Keshi: Looking for Options

Fortunately, Keshi appears primed to ignore Big Vic’s previous self-imposed exile and has asked to meet with the Everton frontman in a bid to recruit him back into the Super Eagles fold.

Considering the faiblesses of the forward line as they were apparent in Brazil, it’s clear that something new is needed to ensure that Nigeria aren’t found wanting at the World Cup next summer—should we qualify.

The presence of an experienced Premier League forward can only be of benefit to the other attackers populating the squad.

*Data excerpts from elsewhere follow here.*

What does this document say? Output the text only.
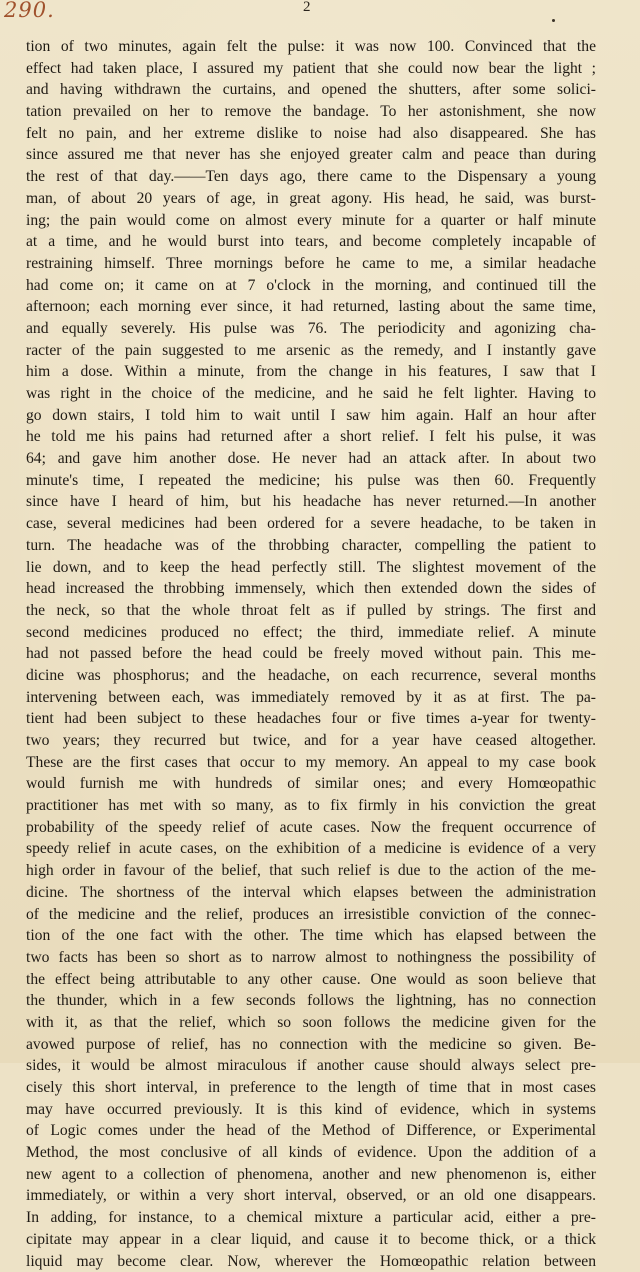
290.	2
tion of two minutes, again felt the pulse: it was now 100. Convinced that the
effect had taken place, I assured my patient that she could now bear the light ;
and having withdrawn the curtains, and opened the shutters, after some solici-
tation prevailed on her to remove the bandage. To her astonishment, she now
felt no pain, and her extreme dislike to noise had also disappeared. She has
since assured me that never has she enjoyed greater calm and peace than during
the rest of that day.——Ten days ago, there came to the Dispensary a young
man, of about 20 years of age, in great agony. His head, he said, was burst-
ing; the pain would come on almost every minute for a quarter or half minute
at a time, and he would burst into tears, and become completely incapable of
restraining himself. Three mornings before he came to me, a similar headache
had come on; it came on at 7 o'clock in the morning, and continued till the
afternoon; each morning ever since, it had returned, lasting about the same time,
and equally severely. His pulse was 76. The periodicity and agonizing cha-
racter of the pain suggested to me arsenic as the remedy, and I instantly gave
him a dose. Within a minute, from the change in his features, I saw that I
was right in the choice of the medicine, and he said he felt lighter. Having to
go down stairs, I told him to wait until I saw him again. Half an hour after
he told me his pains had returned after a short relief. I felt his pulse, it was
64; and gave him another dose. He never had an attack after. In about two
minute's time, I repeated the medicine; his pulse was then 60. Frequently
since have I heard of him, but his headache has never returned.—In another
case, several medicines had been ordered for a severe headache, to be taken in
turn. The headache was of the throbbing character, compelling the patient to
lie down, and to keep the head perfectly still. The slightest movement of the
head increased the throbbing immensely, which then extended down the sides of
the neck, so that the whole throat felt as if pulled by strings. The first and
second medicines produced no effect; the third, immediate relief. A minute
had not passed before the head could be freely moved without pain. This me-
dicine was phosphorus; and the headache, on each recurrence, several months
intervening between each, was immediately removed by it as at first. The pa-
tient had been subject to these headaches four or five times a-year for twenty-
two years; they recurred but twice, and for a year have ceased altogether.
These are the first cases that occur to my memory. An appeal to my case book
would furnish me with hundreds of similar ones; and every Homœopathic
practitioner has met with so many, as to fix firmly in his conviction the great
probability of the speedy relief of acute cases. Now the frequent occurrence of
speedy relief in acute cases, on the exhibition of a medicine is evidence of a very
high order in favour of the belief, that such relief is due to the action of the me-
dicine. The shortness of the interval which elapses between the administration
of the medicine and the relief, produces an irresistible conviction of the connec-
tion of the one fact with the other. The time which has elapsed between the
two facts has been so short as to narrow almost to nothingness the possibility of
the effect being attributable to any other cause. One would as soon believe that
the thunder, which in a few seconds follows the lightning, has no connection
with it, as that the relief, which so soon follows the medicine given for the
avowed purpose of relief, has no connection with the medicine so given. Be-
sides, it would be almost miraculous if another cause should always select pre-
cisely this short interval, in preference to the length of time that in most cases
may have occurred previously. It is this kind of evidence, which in systems
of Logic comes under the head of the Method of Difference, or Experimental
Method, the most conclusive of all kinds of evidence. Upon the addition of a
new agent to a collection of phenomena, another and new phenomenon is, either
immediately, or within a very short interval, observed, or an old one disappears.
In adding, for instance, to a chemical mixture a particular acid, either a pre-
cipitate may appear in a clear liquid, and cause it to become thick, or a thick
liquid may become clear. Now, wherever the Homœopathic relation between
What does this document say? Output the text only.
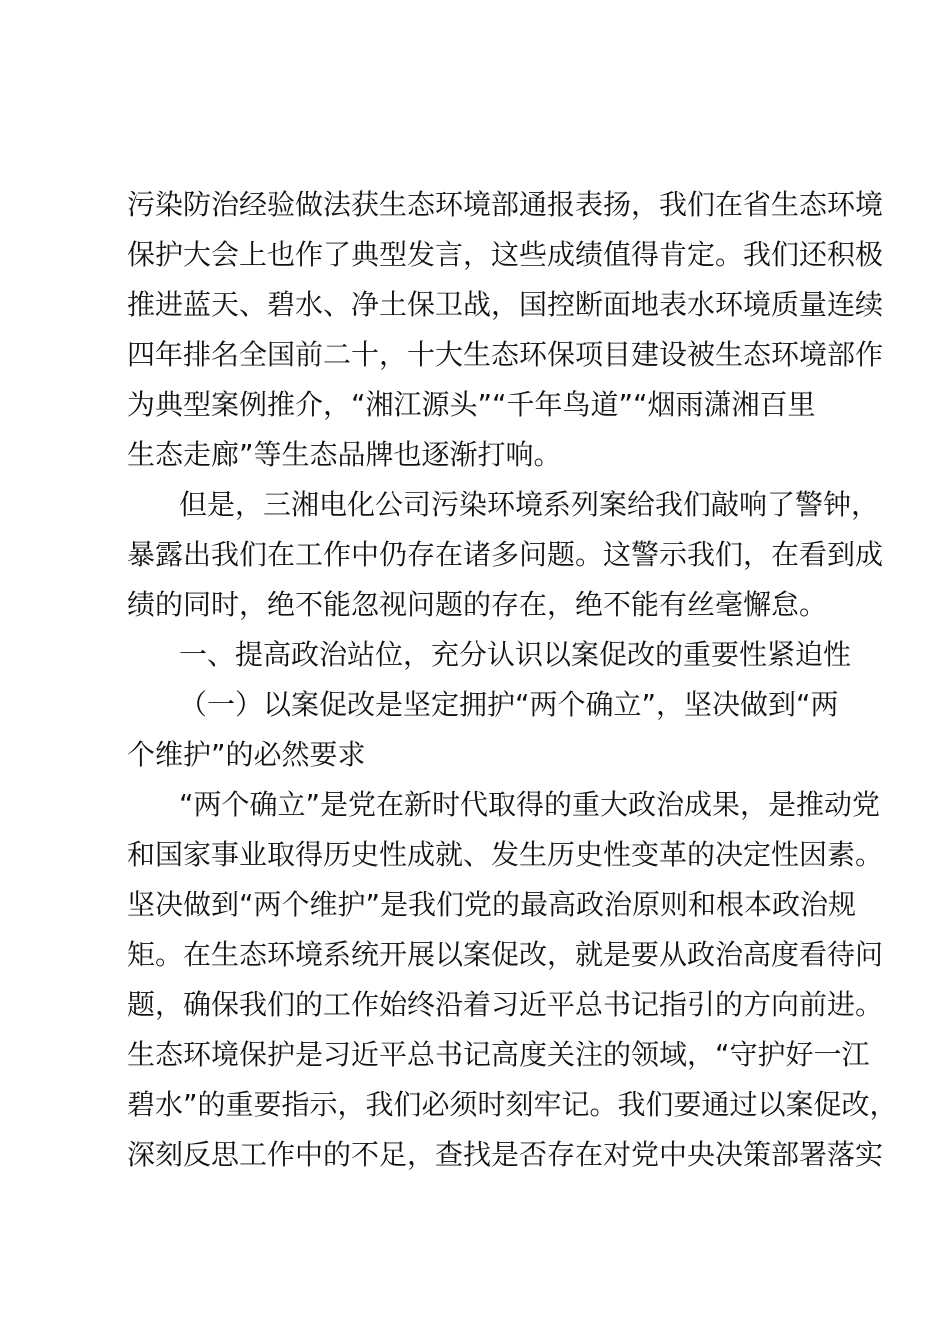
污染防治经验做法获生态环境部通报表扬，我们在省生态环境
保护大会上也作了典型发言，这些成绩值得肯定。我们还积极
推进蓝天、碧水、净土保卫战，国控断面地表水环境质量连续
四年排名全国前二十，十大生态环保项目建设被生态环境部作
为典型案例推介，“湘江源头”“千年鸟道”“烟雨潇湘百里
生态走廊”等生态品牌也逐渐打响。
但是，三湘电化公司污染环境系列案给我们敲响了警钟，
暴露出我们在工作中仍存在诸多问题。这警示我们，在看到成
绩的同时，绝不能忽视问题的存在，绝不能有丝毫懈怠。
一、提高政治站位，充分认识以案促改的重要性紧迫性
（一）以案促改是坚定拥护“两个确立”，坚决做到“两
个维护”的必然要求
“两个确立”是党在新时代取得的重大政治成果，是推动党
和国家事业取得历史性成就、发生历史性变革的决定性因素。
坚决做到“两个维护”是我们党的最高政治原则和根本政治规
矩。在生态环境系统开展以案促改，就是要从政治高度看待问
题，确保我们的工作始终沿着习近平总书记指引的方向前进。
生态环境保护是习近平总书记高度关注的领域，“守护好一江
碧水”的重要指示，我们必须时刻牢记。我们要通过以案促改，
深刻反思工作中的不足，查找是否存在对党中央决策部署落实
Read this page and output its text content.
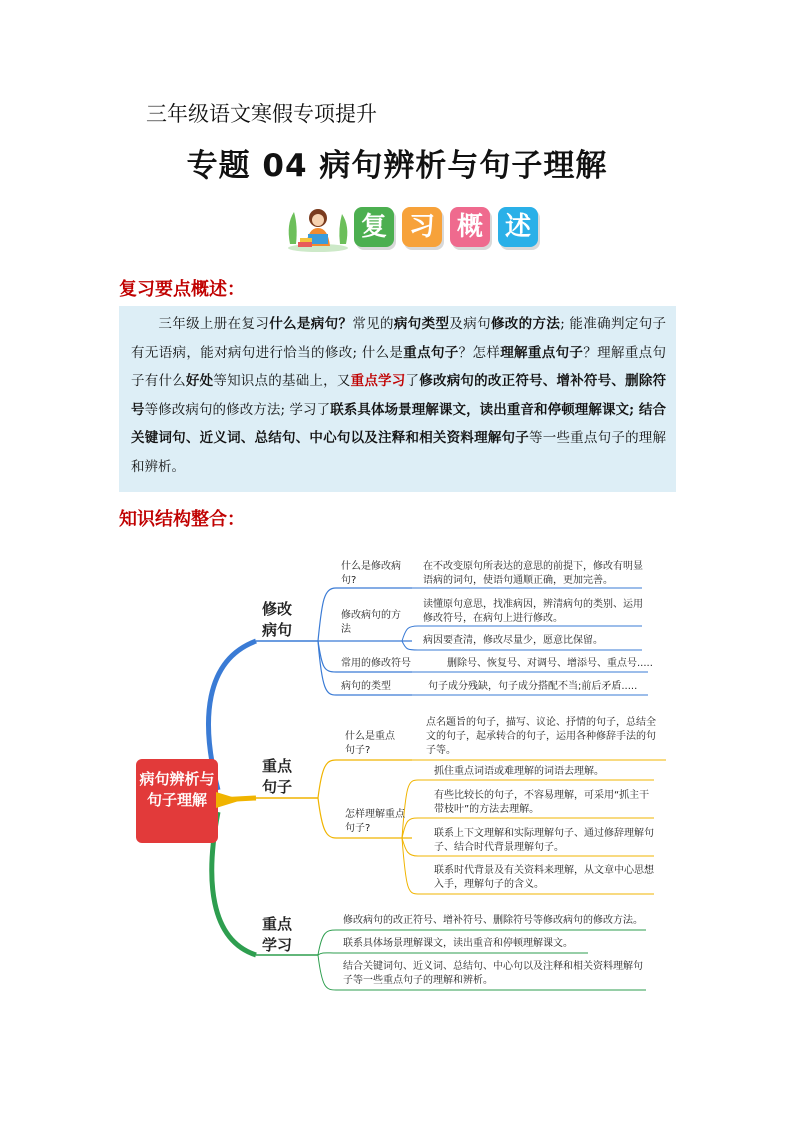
三年级语文寒假专项提升
专题 04 病句辨析与句子理解
复 习 概 述
复习要点概述：
三年级上册在复习什么是病句？常见的病句类型及病句修改的方法; 能准确判定句子有无语病，能对病句进行恰当的修改; 什么是重点句子？怎样理解重点句子？理解重点句子有什么好处等知识点的基础上，又重点学习了修改病句的改正符号、增补符号、删除符号等修改病句的修改方法; 学习了联系具体场景理解课文，读出重音和停顿理解课文; 结合关键词句、近义词、总结句、中心句以及注释和相关资料理解句子等一些重点句子的理解和辨析。
知识结构整合：
病句辨析与句子理解
修改病句
重点句子
重点学习
什么是修改病句?
在不改变原句所表达的意思的前提下，修改有明显语病的词句，使语句通顺正确，更加完善。
修改病句的方法
读懂原句意思，找准病因，辨清病句的类别、运用修改符号，在病句上进行修改。
病因要查清，修改尽量少，愿意比保留。
常用的修改符号	删除号、恢复号、对调号、增添号、重点号.....
病句的类型	句子成分残缺，句子成分搭配不当;前后矛盾.....
什么是重点句子?
点名题旨的句子，描写、议论、抒情的句子，总结全文的句子，起承转合的句子，运用各种修辞手法的句子等。
怎样理解重点句子?
抓住重点词语或难理解的词语去理解。
有些比较长的句子，不容易理解，可采用“抓主干带枝叶”的方法去理解。
联系上下文理解和实际理解句子、通过修辞理解句子、结合时代背景理解句子。
联系时代背景及有关资料来理解，从文章中心思想入手，理解句子的含义。
修改病句的改正符号、增补符号、删除符号等修改病句的修改方法。
联系具体场景理解课文，读出重音和停顿理解课文。
结合关键词句、近义词、总结句、中心句以及注释和相关资料理解句子等一些重点句子的理解和辨析。
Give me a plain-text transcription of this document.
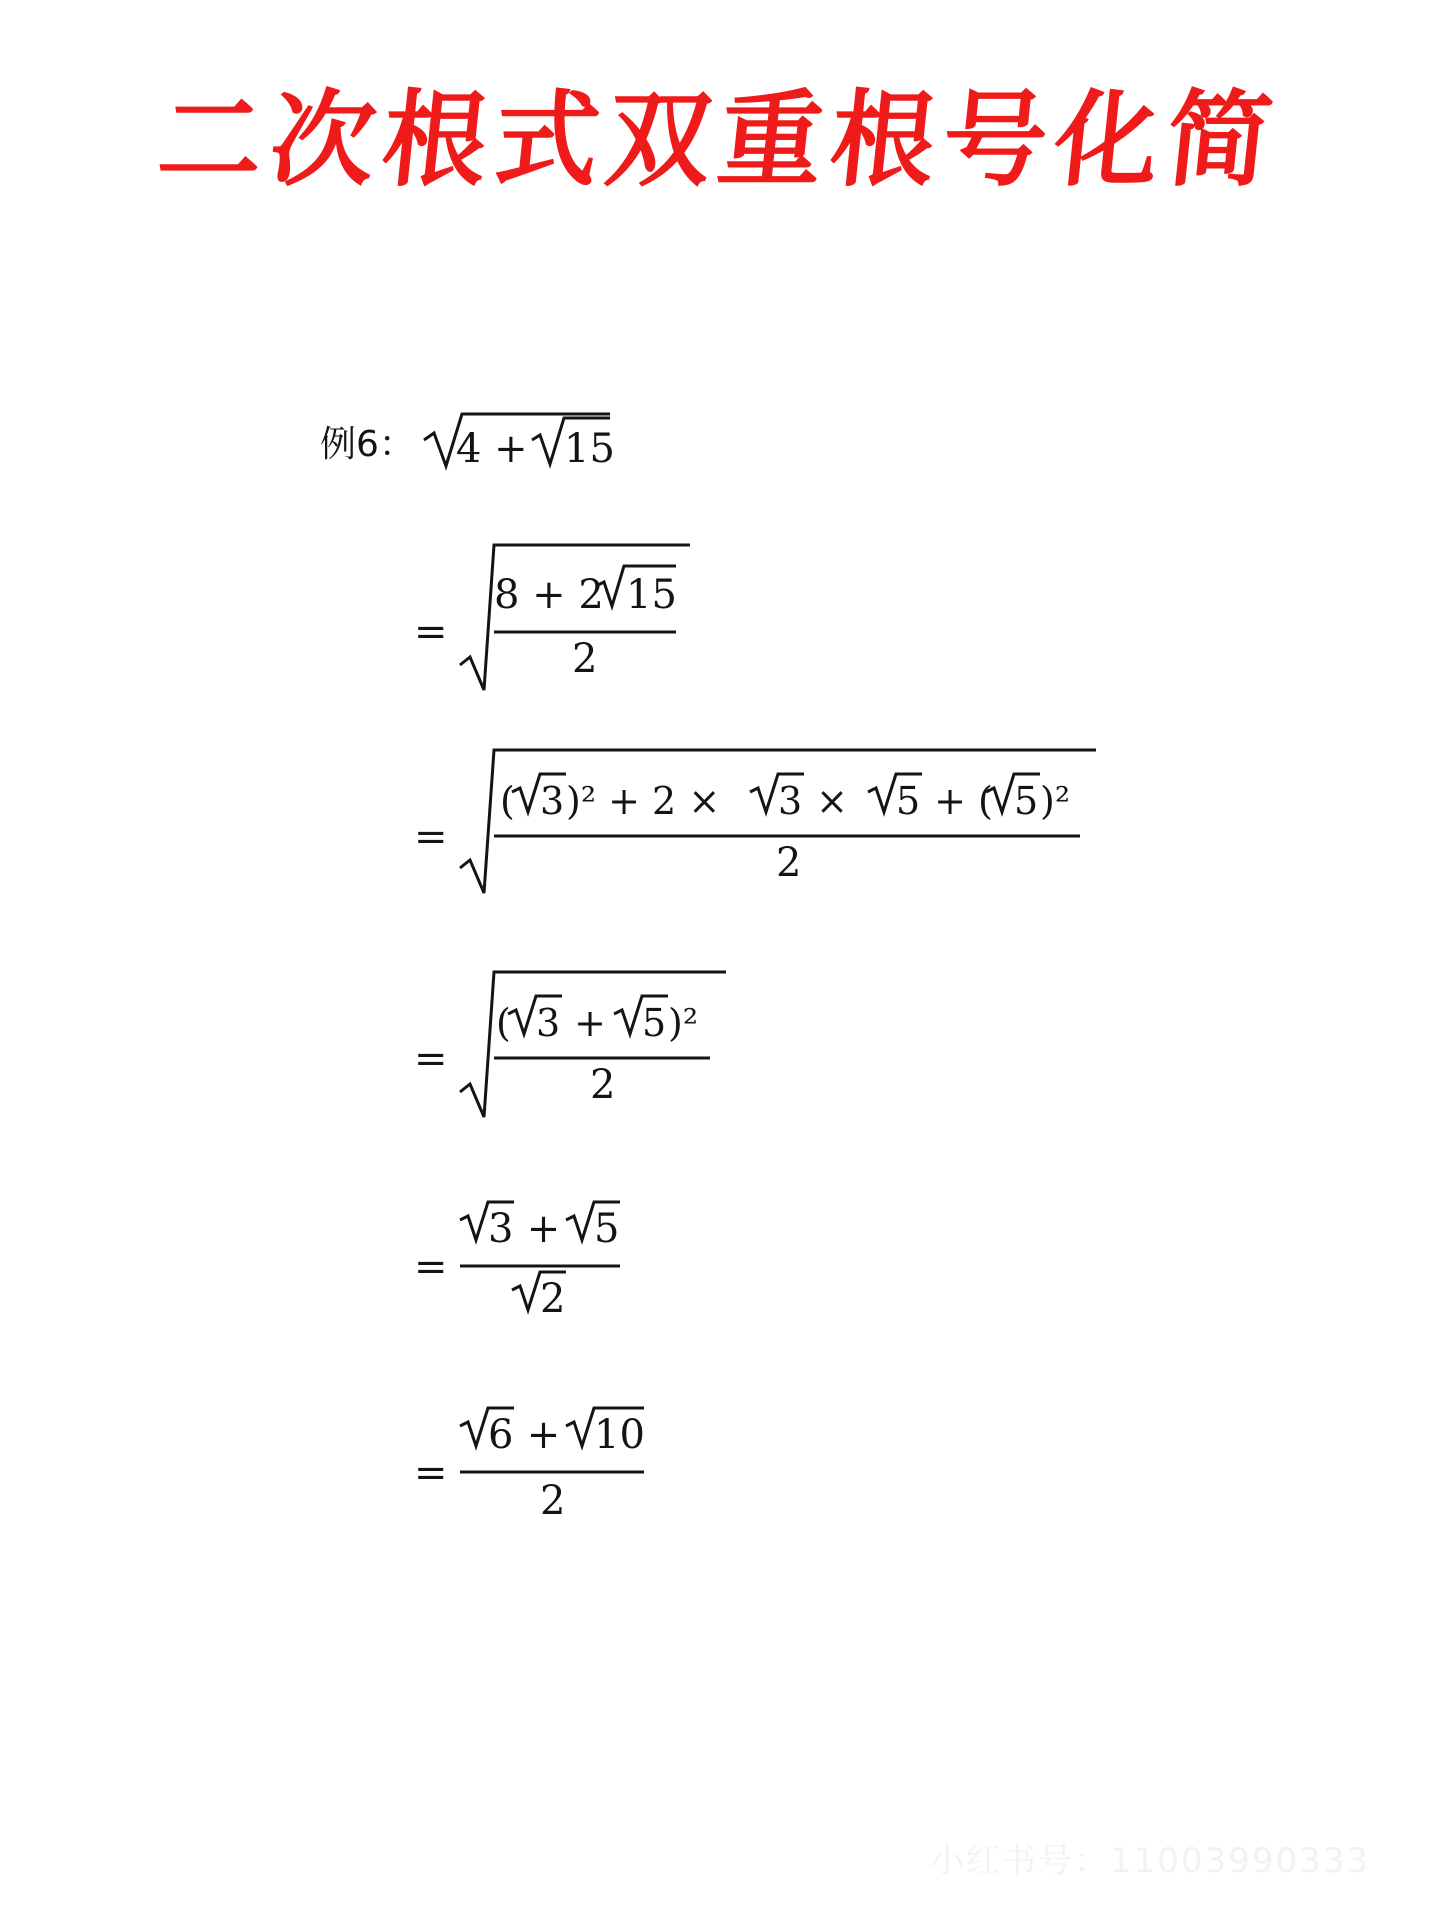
二次根式双重根号化简
例6： 4 + 15
=
8 + 2 15
2
=
( 3 )² + 2 × 3 × 5 + ( 5 )²
2
=
( 3 + 5 )²
2
=
3 + 5
2
=
6 + 10
2
小红书号：11003990333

Anichebe could have a great influence on some of his peers, and encourage others to up their game as competition for places increases.

The striker also offers a slightly different option to some of the other Super Eagles attackers.

Keshi’s attempt to integrate Shola Ameobi into the squad ahead of the 2013 Cup of Nations was evidence of the coach’s desire to include a more physical type of forward to complement his myriad of quick, dynamic talents.

Anichebe could be the best of both worlds. He possesses explosive pace but also has the presence up front to provide a pleasant change of pace to the likes of Moses, Musa and Emenike.

It remains to be seen whether Keshi can convince Anichebe to once more seek a future with the continental champions. I imagine the allure of the World Cup next summer and certain guarantees on behalf of the manager might convince the striker that an opportunity to join this magnificent collection of players, this exciting era in the nation’s sporting history, is too good to miss out on.